IT · Letter E

Error Budget

The maximum acceptable unreliability of a service in a period, derived from its SLO — the governance mechanism that lets SRE teams balance velocity with reliability.

By Dr. Hassan Eliwa, PhD · Founder of PMMilestone.org and PMMilestone.com · Updated 2026-07-02

Definition

An error budget is the maximum acceptable amount of unreliability a service is permitted over a given period, calculated as (1 − SLO). If the Service Level Objective is 99.9% availability over 30 days, the error budget is 0.1% — about 43 minutes. As long as the service stays within its error budget, engineering teams are free to ship features quickly. When the budget is depleted, the organisation is contractually committed to slowing down and prioritising reliability work. Error budgets are the mechanism that lets Site Reliability Engineering (SRE) reconcile the eternal argument between "ship faster" and "be more stable".

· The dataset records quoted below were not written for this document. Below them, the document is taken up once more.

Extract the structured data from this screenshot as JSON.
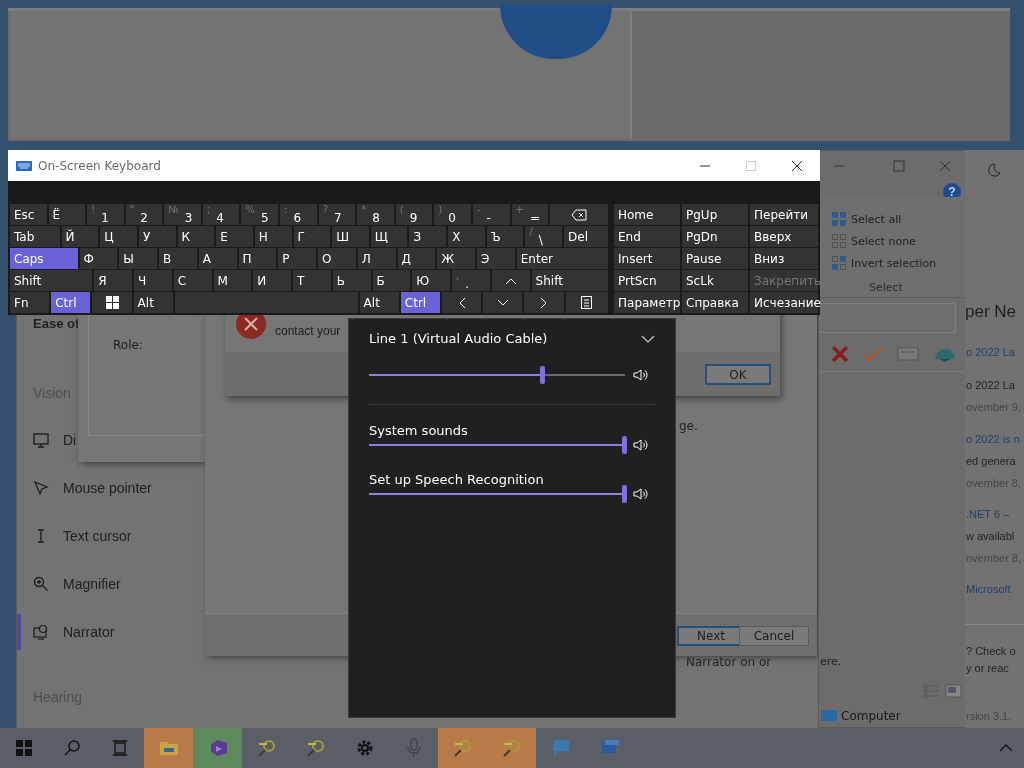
{
  "settings": {
    "heading": "Ease of",
    "sections": [
      {
        "title": "Vision",
        "items": [
          {
            "label": "Di",
            "selected": false
          },
          {
            "label": "Mouse pointer",
            "selected": false
          },
          {
            "label": "Text cursor",
            "selected": false
          },
          {
            "label": "Magnifier",
            "selected": false
          },
          {
            "label": "Narrator",
            "selected": true
          }
        ]
      },
      {
        "title": "Hearing"
      }
    ],
    "description": "Narrator on or"
  },
  "properties_dialog": {
    "field_label": "Role:"
  },
  "wizard_dialog": {
    "text": "ge.",
    "buttons": [
      {
        "label": "Next",
        "focused": true
      },
      {
        "label": "Cancel",
        "focused": false
      }
    ]
  },
  "error_dialog": {
    "message": "contact your",
    "button": "OK"
  },
  "explorer": {
    "help": "?",
    "select_commands": [
      "Select all",
      "Select none",
      "Invert selection"
    ],
    "group": "Select",
    "status_text": "ere.",
    "nav_item": "Computer"
  },
  "browser": {
    "heading": "per Ne",
    "lines": [
      {
        "text": "o 2022 La",
        "kind": "link"
      },
      {
        "text": "o 2022 La",
        "kind": "text"
      },
      {
        "text": "ovember 9,",
        "kind": "date"
      },
      {
        "text": "o 2022 is n",
        "kind": "link"
      },
      {
        "text": "ed genera",
        "kind": "text"
      },
      {
        "text": "ovember 8,",
        "kind": "date"
      },
      {
        "text": ".NET 6 –",
        "kind": "link"
      },
      {
        "text": "w availabl",
        "kind": "text"
      },
      {
        "text": "ovember 8,",
        "kind": "date"
      },
      {
        "text": "Microsoft",
        "kind": "link"
      }
    ],
    "footer": [
      "? Check o",
      "y or reac"
    ],
    "version": "rsion 3.1."
  },
  "keyboard": {
    "title": "On-Screen Keyboard",
    "rows": [
      [
        {
          "label": "Esc",
          "pressed": false
        },
        {
          "label": "Ё",
          "pressed": false
        },
        {
          "label": "1",
          "shift": "!",
          "pressed": false
        },
        {
          "label": "2",
          "shift": "\"",
          "pressed": false
        },
        {
          "label": "3",
          "shift": "№",
          "pressed": false
        },
        {
          "label": "4",
          "shift": ";",
          "pressed": false
        },
        {
          "label": "5",
          "shift": "%",
          "pressed": false
        },
        {
          "label": "6",
          "shift": ":",
          "pressed": false
        },
        {
          "label": "7",
          "shift": "?",
          "pressed": false
        },
        {
          "label": "8",
          "shift": "*",
          "pressed": false
        },
        {
          "label": "9",
          "shift": "(",
          "pressed": false
        },
        {
          "label": "0",
          "shift": ")",
          "pressed": false
        },
        {
          "label": "-",
          "shift": "-",
          "pressed": false
        },
        {
          "label": "=",
          "shift": "+",
          "pressed": false
        },
        {
          "pressed": false
        }
      ],
      [
        {
          "label": "Tab",
          "pressed": false
        },
        {
          "label": "Й",
          "pressed": false
        },
        {
          "label": "Ц",
          "pressed": false
        },
        {
          "label": "У",
          "pressed": false
        },
        {
          "label": "К",
          "pressed": false
        },
        {
          "label": "Е",
          "pressed": false
        },
        {
          "label": "Н",
          "pressed": false
        },
        {
          "label": "Г",
          "pressed": false
        },
        {
          "label": "Ш",
          "pressed": false
        },
        {
          "label": "Щ",
          "pressed": false
        },
        {
          "label": "З",
          "pressed": false
        },
        {
          "label": "Х",
          "pressed": false
        },
        {
          "label": "Ъ",
          "pressed": false
        },
        {
          "label": "\\",
          "shift": "/",
          "pressed": false
        },
        {
          "label": "Del",
          "pressed": false
        }
      ],
      [
        {
          "label": "Caps",
          "pressed": true
        },
        {
          "label": "Ф",
          "pressed": false
        },
        {
          "label": "Ы",
          "pressed": false
        },
        {
          "label": "В",
          "pressed": false
        },
        {
          "label": "А",
          "pressed": false
        },
        {
          "label": "П",
          "pressed": false
        },
        {
          "label": "Р",
          "pressed": false
        },
        {
          "label": "О",
          "pressed": false
        },
        {
          "label": "Л",
          "pressed": false
        },
        {
          "label": "Д",
          "pressed": false
        },
        {
          "label": "Ж",
          "pressed": false
        },
        {
          "label": "Э",
          "pressed": false
        },
        {
          "label": "Enter",
          "pressed": false
        }
      ],
      [
        {
          "label": "Shift",
          "pressed": false
        },
        {
          "label": "Я",
          "pressed": false
        },
        {
          "label": "Ч",
          "pressed": false
        },
        {
          "label": "С",
          "pressed": false
        },
        {
          "label": "М",
          "pressed": false
        },
        {
          "label": "И",
          "pressed": false
        },
        {
          "label": "Т",
          "pressed": false
        },
        {
          "label": "Ь",
          "pressed": false
        },
        {
          "label": "Б",
          "pressed": false
        },
        {
          "label": "Ю",
          "pressed": false
        },
        {
          "label": ".",
          "shift": ",",
          "pressed": false
        },
        {
          "pressed": false
        },
        {
          "label": "Shift",
          "pressed": false
        }
      ],
      [
        {
          "label": "Fn",
          "pressed": false
        },
        {
          "label": "Ctrl",
          "pressed": true
        },
        {
          "pressed": false
        },
        {
          "label": "Alt",
          "pressed": false
        },
        {
          "pressed": false
        },
        {
          "label": "Alt",
          "pressed": false
        },
        {
          "label": "Ctrl",
          "pressed": true
        },
        {
          "pressed": false
        },
        {
          "pressed": false
        },
        {
          "pressed": false
        },
        {
          "pressed": false
        }
      ]
    ],
    "nav_rows": [
      [
        {
          "label": "Home",
          "disabled": false
        },
        {
          "label": "PgUp",
          "disabled": false
        },
        {
          "label": "Перейти",
          "disabled": false
        }
      ],
      [
        {
          "label": "End",
          "disabled": false
        },
        {
          "label": "PgDn",
          "disabled": false
        },
        {
          "label": "Вверх",
          "disabled": false
        }
      ],
      [
        {
          "label": "Insert",
          "disabled": false
        },
        {
          "label": "Pause",
          "disabled": false
        },
        {
          "label": "Вниз",
          "disabled": false
        }
      ],
      [
        {
          "label": "PrtScn",
          "disabled": false
        },
        {
          "label": "ScLk",
          "disabled": false
        },
        {
          "label": "Закрепить",
          "disabled": true
        }
      ],
      [
        {
          "label": "Параметр",
          "disabled": false
        },
        {
          "label": "Справка",
          "disabled": false
        },
        {
          "label": "Исчезание",
          "disabled": false
        }
      ]
    ]
  },
  "volume_mixer": {
    "device": {
      "name": "Line 1 (Virtual Audio Cable)",
      "level": 0.68
    },
    "apps": [
      {
        "name": "System sounds",
        "level": 1
      },
      {
        "name": "Set up Speech Recognition",
        "level": 1
      }
    ]
  },
  "taskbar": {
    "apps": [
      {
        "highlighted": true,
        "color": "#b97a4a"
      },
      {
        "highlighted": true,
        "color": "#5e8a5e"
      },
      {
        "highlighted": false
      },
      {
        "highlighted": false
      },
      {
        "highlighted": false
      },
      {
        "highlighted": false
      },
      {
        "highlighted": true,
        "color": "#b97a4a"
      },
      {
        "highlighted": true,
        "color": "#b97a4a"
      },
      {
        "highlighted": false
      },
      {
        "highlighted": false
      }
    ]
  }
}
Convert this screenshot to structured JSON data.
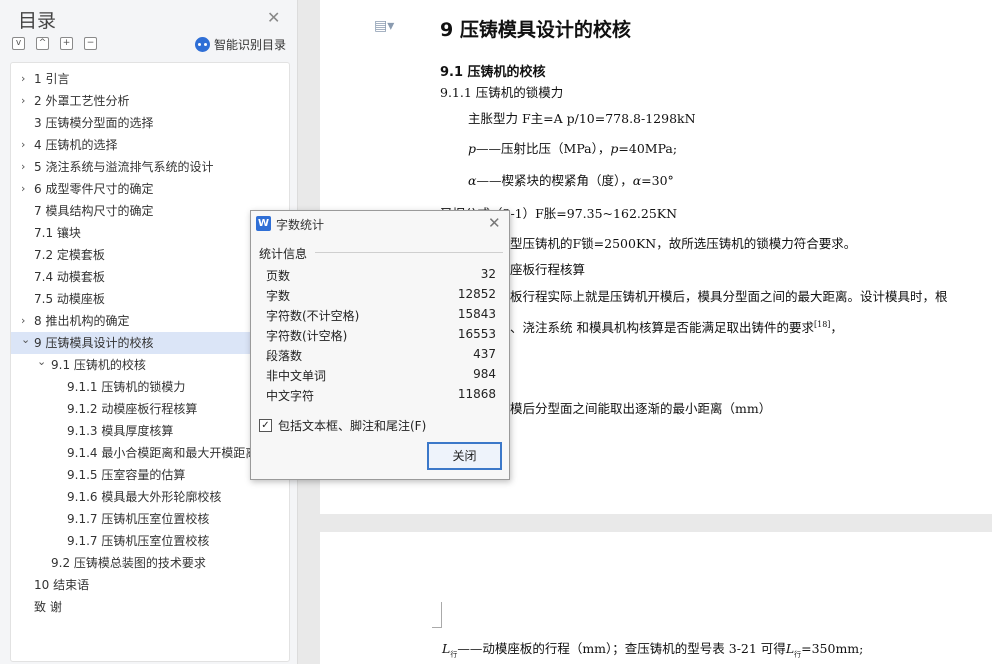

Real-World IT / Agile Example

A payments platform ran on a 99.95% availability SLO — 21.6 minutes of allowed downtime per 30-day window. In a quarter with two incidents totalling 34 minutes, the error budget went negative. Per the team's operating agreement, all feature work paused for two weeks while the team invested in the tooling and observability that had contributed to the outages. The Product Manager was uncomfortable with the pause; the CTO was not, because the error-budget contract had been signed six months earlier. Two months later, error-budget consumption dropped by 60% and delivery velocity recovered. The mechanism worked precisely because it took the conversation out of the room — the response was pre-agreed.

Real-World Construction Example

The concept transfers cleanly to construction as a safety budget. A tunnelling contractor agreed with the owner that any month with more than two recordable incidents would trigger a mandatory stand-down and root-cause week. In the first year, this happened twice — both times, incident rates dropped for months afterwards. The mechanism removed the political question of "do we stand down?" It was a pre-agreed rule, not a negotiation each time. Same design pattern as an error budget: define the threshold in advance, commit to the response in advance, execute automatically when the threshold is breached.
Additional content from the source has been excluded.